Das “Zeit-Magazin” widmet sich in seiner aktuellen Ausgabe dem Themenkomplex der “Nuller Jahre”.

In einem Interview fasst der Philosoph Peter Sloterdijk zusammen, was für ihn die Nuller ausmacht (Casting Shows, die Queen Mary 2, Daumen bei der Bedienung elektronischer Kleingeräte), er kritisiert, dass der “Krieg gegen den Terrorismus” aus Bürgern “Sicherheitsuntertanen” gemacht habe, und antwortet auf die Frage, wer für ihn die Helden dieses Jahrzehnts seien:

Für mich persönlich ist die Antwort evident: die Menschen, die bei den Sicherheitskontrollen am Flughafen ausgerastet sind. Im Spiegel stand neulich eine hübsche Aufzählung. Ein Passagier hat seine Rasierwasserflasche gegen eine Scheibe geworfen, ein anderer hat eine Kontrolleurin geohrfeigt. Das sind meine Helden, einsame Kämpfer gegen den Sicherheitswahn.

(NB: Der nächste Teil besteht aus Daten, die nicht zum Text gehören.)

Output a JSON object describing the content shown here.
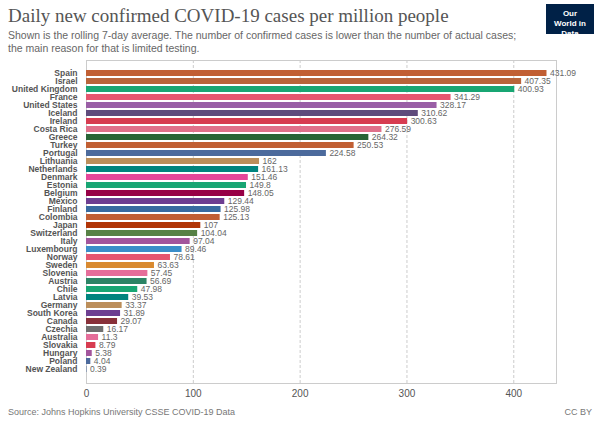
{
  "chart_data": {
    "type": "bar",
    "orientation": "horizontal",
    "title": "Daily new confirmed COVID-19 cases per million people",
    "subtitle": "Shown is the rolling 7-day average. The number of confirmed cases is lower than the number of actual cases; the main reason for that is limited testing.",
    "source": "Source: Johns Hopkins University CSSE COVID-19 Data",
    "license": "CC BY",
    "logo": "Our World in Data",
    "categories": [
      "Spain",
      "Israel",
      "United Kingdom",
      "France",
      "United States",
      "Iceland",
      "Ireland",
      "Costa Rica",
      "Greece",
      "Turkey",
      "Portugal",
      "Lithuania",
      "Netherlands",
      "Denmark",
      "Estonia",
      "Belgium",
      "Mexico",
      "Finland",
      "Colombia",
      "Japan",
      "Switzerland",
      "Italy",
      "Luxembourg",
      "Norway",
      "Sweden",
      "Slovenia",
      "Austria",
      "Chile",
      "Latvia",
      "Germany",
      "South Korea",
      "Canada",
      "Czechia",
      "Australia",
      "Slovakia",
      "Hungary",
      "Poland",
      "New Zealand"
    ],
    "values": [
      431.09,
      407.35,
      400.93,
      341.29,
      328.17,
      310.62,
      300.63,
      276.59,
      264.32,
      250.53,
      224.58,
      162,
      161.13,
      151.46,
      149.8,
      148.05,
      129.44,
      125.98,
      125.13,
      107,
      104.04,
      97.04,
      89.46,
      78.61,
      63.63,
      57.45,
      56.69,
      47.98,
      39.53,
      33.37,
      31.89,
      29.07,
      16.17,
      11.3,
      8.79,
      5.38,
      4.04,
      0.39
    ],
    "colors": [
      "#c15f33",
      "#b8643a",
      "#18a673",
      "#e5566f",
      "#9a5fa6",
      "#5f4b7c",
      "#d73c50",
      "#e0708a",
      "#286436",
      "#c15f33",
      "#4c6a9c",
      "#bc8e5a",
      "#00847e",
      "#e5479a",
      "#18a673",
      "#970046",
      "#6d3e91",
      "#386ba0",
      "#c15f33",
      "#b13507",
      "#578145",
      "#a2559c",
      "#3a8ec9",
      "#e5566f",
      "#d98a30",
      "#e56e9a",
      "#2c8465",
      "#18a673",
      "#00847e",
      "#bc8e5a",
      "#6d3e91",
      "#883039",
      "#6f6f6f",
      "#e56e9a",
      "#d73c50",
      "#a2559c",
      "#4c6a9c",
      "#4c6a9c"
    ],
    "xlim": [
      0,
      440
    ],
    "xticks": [
      0,
      100,
      200,
      300,
      400
    ],
    "grid": true,
    "data_labels": true
  }
}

Ich bin also fast ein Held im Sloterdijk’schen Sinne, denn ich wäre um ein Haar mal am Flughafen Chicago O’Hare verhaftet worden. ((Nehme ich zumindest an.)) Und das kam so:

Es begab sich im Oktober 2006, dass ich von Chicago nach Oakland fliegen musste. Das Wetter war schon beim Check-In schlecht gewesen und wurde im Laufe des Abends immer schlechter. Nach und nach wurden alle Flüge nach hinten und an andere Gates verlegt – so lange, bis um kurz nach Elf dann ehrlicherweise sämtliche Flüge als “cancelled” geführt wurden. Also verließen ein paar Tausend Menschen mit Hotel-Gutscheinen in der Hand den Abflugbereich, um sich ein Nachtlager zu suchen. Sämtliche Hotels im Umkreis waren binnen Sekunden ausgebucht, aber man ließ uns auch nicht mehr in den Abflugbereich zurück, da das Personal, das die Sicherheitskontrollen durchführen hätte können, seine Tagesschicht beendet hatte und die nächste Schicht nicht vor 4:30 Uhr beginnen würde.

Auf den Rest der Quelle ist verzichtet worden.